The bottom line: It’s long been argued that screening out stocks must mean negative performance, but on Morningstar’s numbers, the Perpetual fund is the best performing value-style Australian equities fund in the country over the last 12 months, delivering 29.88% in its wholesale form; perhaps still more impressive is its average 12.36% return over the last seven years.

Fees: Depends how you buy it: the wholesale version costs 1.175% a year; through the Perpetual WealthFocus platform, 2.25%.

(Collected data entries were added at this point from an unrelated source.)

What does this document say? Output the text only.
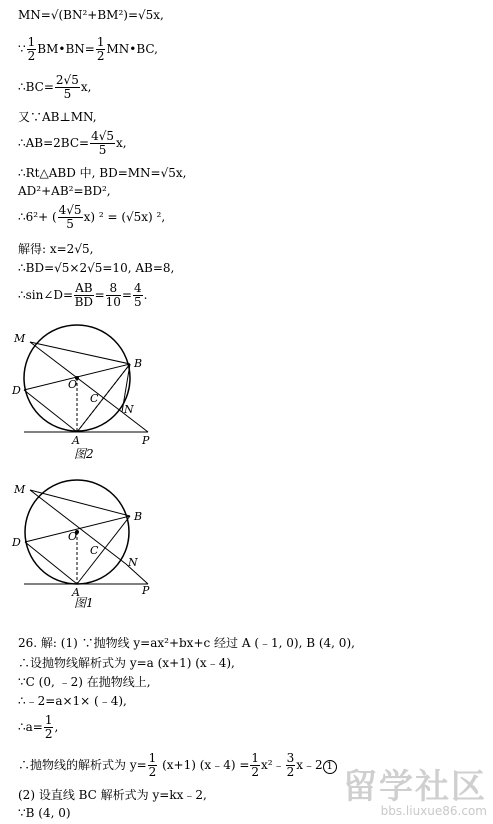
MN=√(BN²+BM²)=√5x,
∵ $\frac{1}{2}$ BM•BN= $\frac{1}{2}$ MN•BC,
∴BC= $\frac{2√5}{5} x$,
又∵AB⊥MN,
∴AB=2BC= $\frac{4√5}{5} x$,
∴Rt△ABD 中, BD=MN=√5x,
AD²+AB²=BD²,
∴6²+ ( $\frac{4√5}{5} x$) ² = (√5x) ²,
解得: x=2√5,
∴BD=√5×2√5=10, AB=8,
∴sin∠D= $\frac{AB}{BD} = \frac{8}{10} = \frac{4}{5}$ .
M
B
D	O
C
N
A	P
图2
M
B
D	O
C
N
A	P
图1
26. 解: (1) ∵抛物线 y=ax²+bx+c 经过 A (﹣1, 0), B (4, 0),
∴设抛物线解析式为 y=a (x+1) (x﹣4),
∵C (0, ﹣2) 在抛物线上,
∴﹣2=a×1× (﹣4),
∴a= $\frac{1}{2}$ ,
∴抛物线的解析式为 $y= \frac{1}{2} (x+1)$ (x﹣4) = $\frac{1}{2}$ x²﹣ $\frac{3}{2}$ x﹣2 1
(2) 设直线 BC 解析式为 y=kx﹣2,
∵B (4, 0)
留学社区
bbs.liuxue86.com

Verdict: Proof that ethical investment doesn’t need to cost you returns.

New product

Certitude Asian Opportunities Fund

What is it?

A hedge fund (or an alternative fund, as the preferred industry parlance has it). Certitude invests in the MWG Fund.

And what’s that?

MWG stands for Marshall Wace GaveKal, which is an Asian joint venture between UK hedge fund manager Marshall Wace, best known for its Eureka hedge fund, and Asia-smart research/fund firm GaveKal holdings. It’s a long-only fund – meaning it invests in things it thinks are going to go up – and it combines exposure to shares, bonds and other fixed income instruments in Asia, be they from governments or companies, as well as currencies.

What’s the theory?

Equities provide the growth, bonds and cash steady the volatility. And MWG – which is hardly alone in this – believes Asia’s where the best growth stories are and will continue to be. The investment style is top-down, tactical asset allocation, combined with bottom up company analysis – in other words, a bit of everything.

If MWG does the managing, what’s Certitude?

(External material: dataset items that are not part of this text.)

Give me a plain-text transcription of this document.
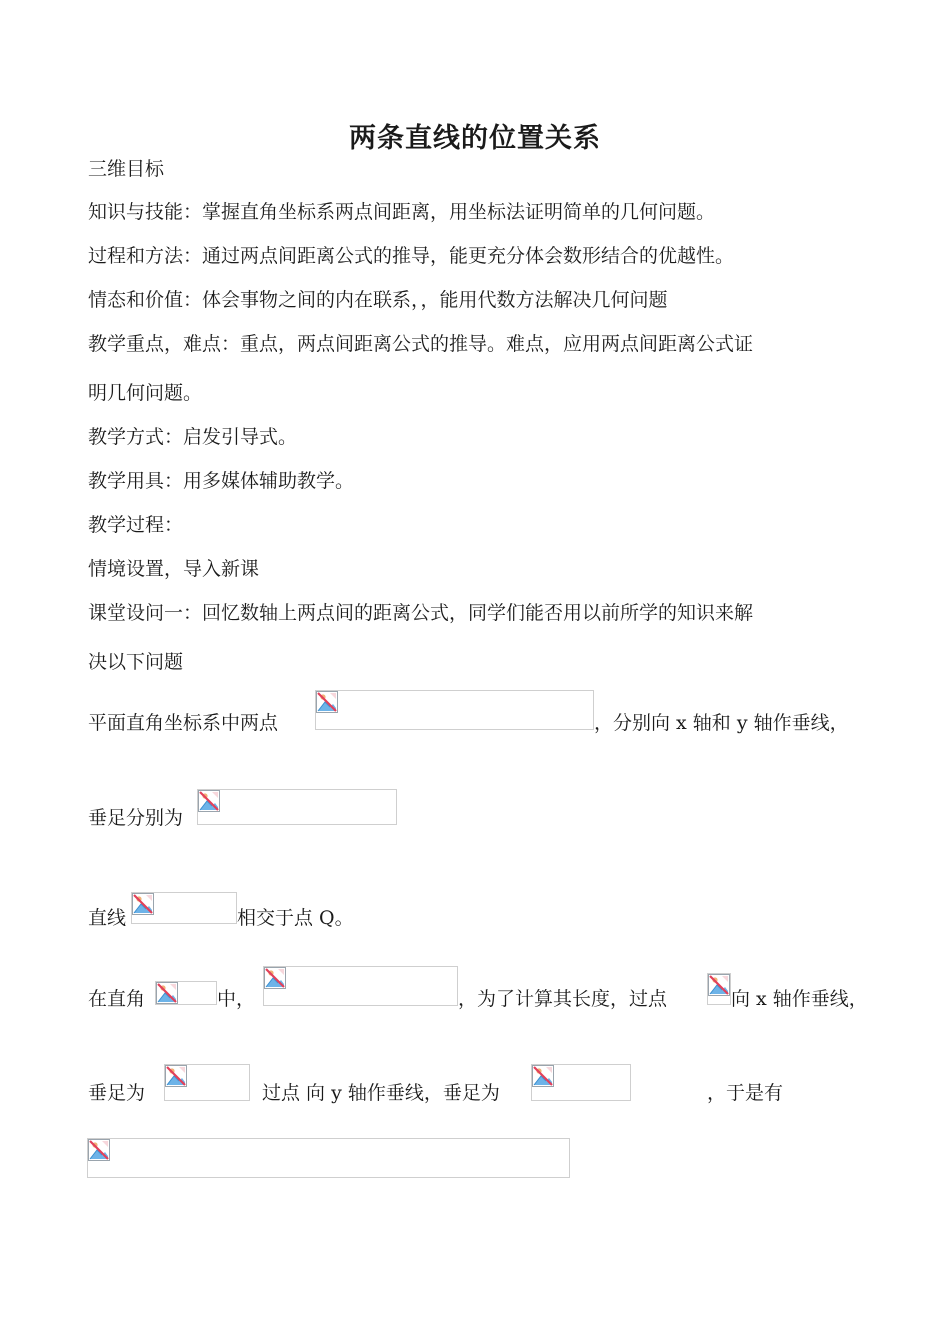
两条直线的位置关系
三维目标
知识与技能：掌握直角坐标系两点间距离，用坐标法证明简单的几何问题。
过程和方法：通过两点间距离公式的推导，能更充分体会数形结合的优越性。
情态和价值：体会事物之间的内在联系，，能用代数方法解决几何问题
教学重点，难点：重点，两点间距离公式的推导。难点，应用两点间距离公式证
明几何问题。
教学方式：启发引导式。
教学用具：用多媒体辅助教学。
教学过程：
情境设置，导入新课
课堂设问一：回忆数轴上两点间的距离公式，同学们能否用以前所学的知识来解
决以下问题
平面直角坐标系中两点	，分别向 x 轴和 y 轴作垂线，
垂足分别为
直线	相交于点 Q。
在直角	中，	，为了计算其长度，过点	向 x 轴作垂线，
垂足为	过点 向 y 轴作垂线，垂足为	，于是有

It’s what’s known as a responsible entity – a vehicle with exclusive rights to put Australians into the MWG fund. It’s an arm of HFA Holdings, an ASX-listed fund manager known for its hedge funds. It is responsible entity for about $1.3 billion worth of assets in various alternative investment funds.

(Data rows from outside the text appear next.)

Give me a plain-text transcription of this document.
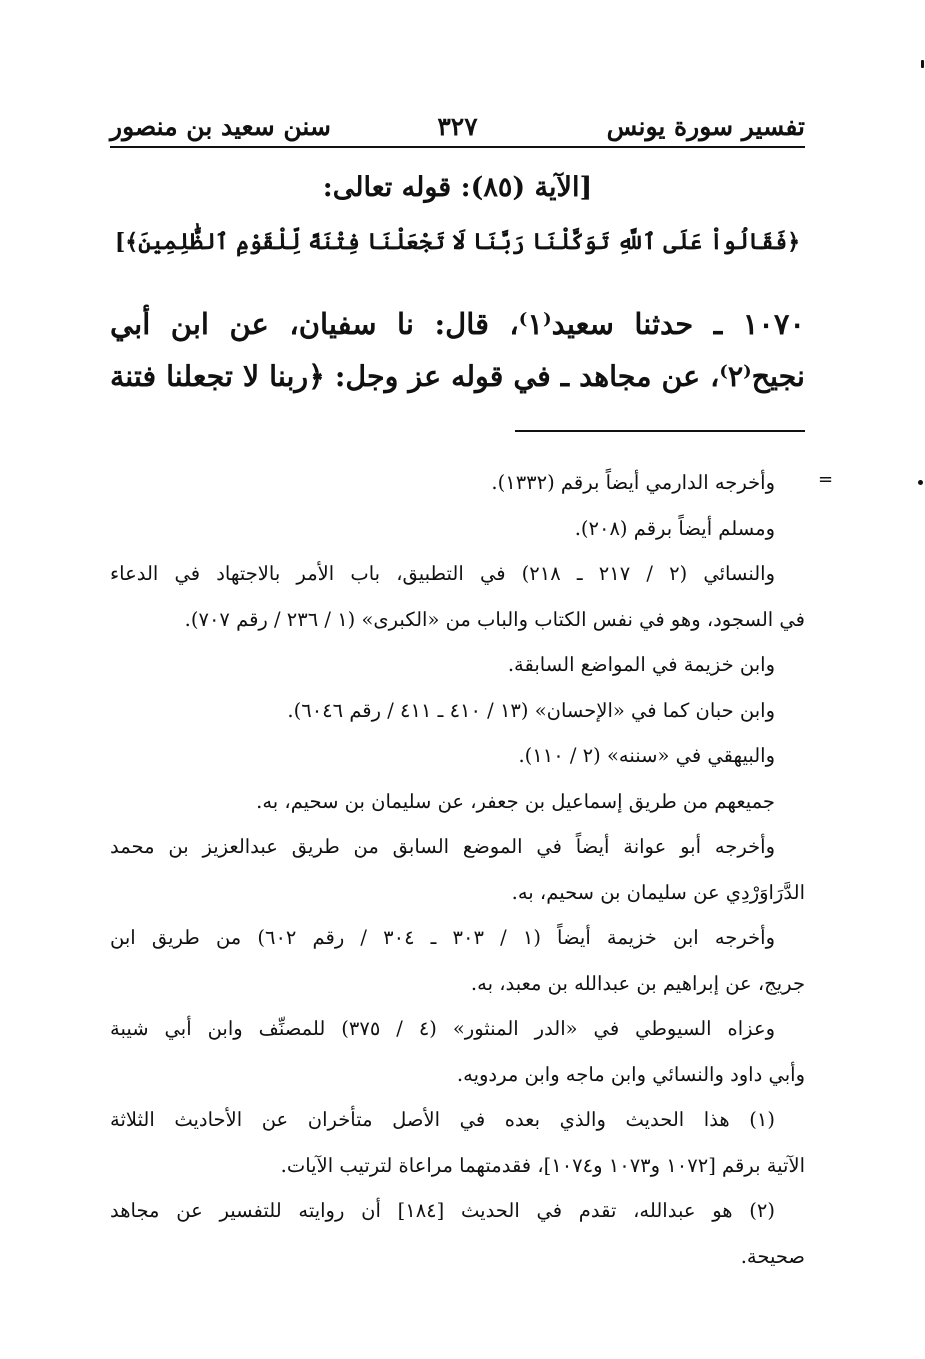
تفسير سورة يونس
٣٢٧
سنن سعيد بن منصور
[الآية (٨٥): قوله تعالى:
﴿فَقَالُواْ عَلَى ٱللَّهِ تَوَكَّلْنَا رَبَّنَا لَا تَجْعَلْنَا فِتْنَةً لِّلْقَوْمِ ٱلظَّٰلِمِينَ﴾]
١٠٧٠ ـ حدثنا سعيد⁽١⁾، قال: نا سفيان، عن ابن أبي
نجيح⁽٢⁾، عن مجاهد ـ في قوله عز وجل: ﴿ربنا لا تجعلنا فتنة
=
وأخرجه الدارمي أيضاً برقم (١٣٣٢).
ومسلم أيضاً برقم (٢٠٨).
والنسائي (٢ / ٢١٧ ـ ٢١٨) في التطبيق، باب الأمر بالاجتهاد في الدعاء
في السجود، وهو في نفس الكتاب والباب من «الكبرى» (١ / ٢٣٦ / رقم ٧٠٧).
وابن خزيمة في المواضع السابقة.
وابن حبان كما في «الإحسان» (١٣ / ٤١٠ ـ ٤١١ / رقم ٦٠٤٦).
والبيهقي في «سننه» (٢ / ١١٠).
جميعهم من طريق إسماعيل بن جعفر، عن سليمان بن سحيم، به.
وأخرجه أبو عوانة أيضاً في الموضع السابق من طريق عبدالعزيز بن محمد
الدَّرَاوَرْدِي عن سليمان بن سحيم، به.
وأخرجه ابن خزيمة أيضاً (١ / ٣٠٣ ـ ٣٠٤ / رقم ٦٠٢) من طريق ابن
جريج، عن إبراهيم بن عبدالله بن معبد، به.
وعزاه السيوطي في «الدر المنثور» (٤ / ٣٧٥) للمصنِّف وابن أبي شيبة
وأبي داود والنسائي وابن ماجه وابن مردويه.
(١) هذا الحديث والذي بعده في الأصل متأخران عن الأحاديث الثلاثة
الآتية برقم [١٠٧٢ و١٠٧٣ و١٠٧٤]، فقدمتهما مراعاة لترتيب الآيات.
(٢) هو عبدالله، تقدم في الحديث [١٨٤] أن روايته للتفسير عن مجاهد
صحيحة.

What are the nuts and bolts?

Minimum initial investment is just $5,000 – quite low for a single manager hedge fund – and fees are estimated at 2.26% a year, including a performance fee.

Who does it suit?

People with at least a five year timeframe, an interest in Asia and a trust in a single manager handling a whole load of asset classes.


Gizmo

We all know DNA has revolutionised crime detection. But what if your home contents had DNA too? It would make it much easier to trace anything stolen in a break-in. That’s the idea behind DataDotDNA, a security identification system which protects computers, external storage discs and various other devices by attaching them with a unique signature.

Unlike previous incarnations of this idea – great big hologram stickers, daubs of irremovable yellow paint – the data dots are tiny microscopic discs the size of a grain of sand and pretty much invisible to the naked eye. Since they can barely be detected they’re also very hard to remove, but can be found using a UV light and a magnifying glass. They are sprayed or brushed on to various places on a computer and carry unique information about the item, stored on a national database open to the police.

A DataDotDNA kit costs A$30.

Snapshot

Patersons 80:20 Equity

The Patersons fund does two things at once. The bulk of the fund – the 80% bit – goes into the top 200 stocks, with an allocation that looks a lot like any mainstream Aussie equity fund: BHP, Rio, the banks, Wesfarmers. The other 20% can be invested outside the top 200 in what it calls “event-driven opportunities, special situations”, and companies which Patersons as a broker is helping to list on the sharemarket. The last of these might appear a conflict, or at least an odd alignment of interests, but it’s done well in its first year, returning 17.59% compared to 10.4% for the S&P/ASX 200 Accumulation index.

It’s run by Murray McGill, who runs Patersons’ discretionary client portfolios, with Mark Simpson, who heads Patersons’ team of stock analysts, and Steve Suleski. It’s surprisingly cheap: 1.38% each year including a 0.44% adviser trail. That’s less than most retail large cap share funds, and unusually for a special situations-styled fund, there’s no performance fee.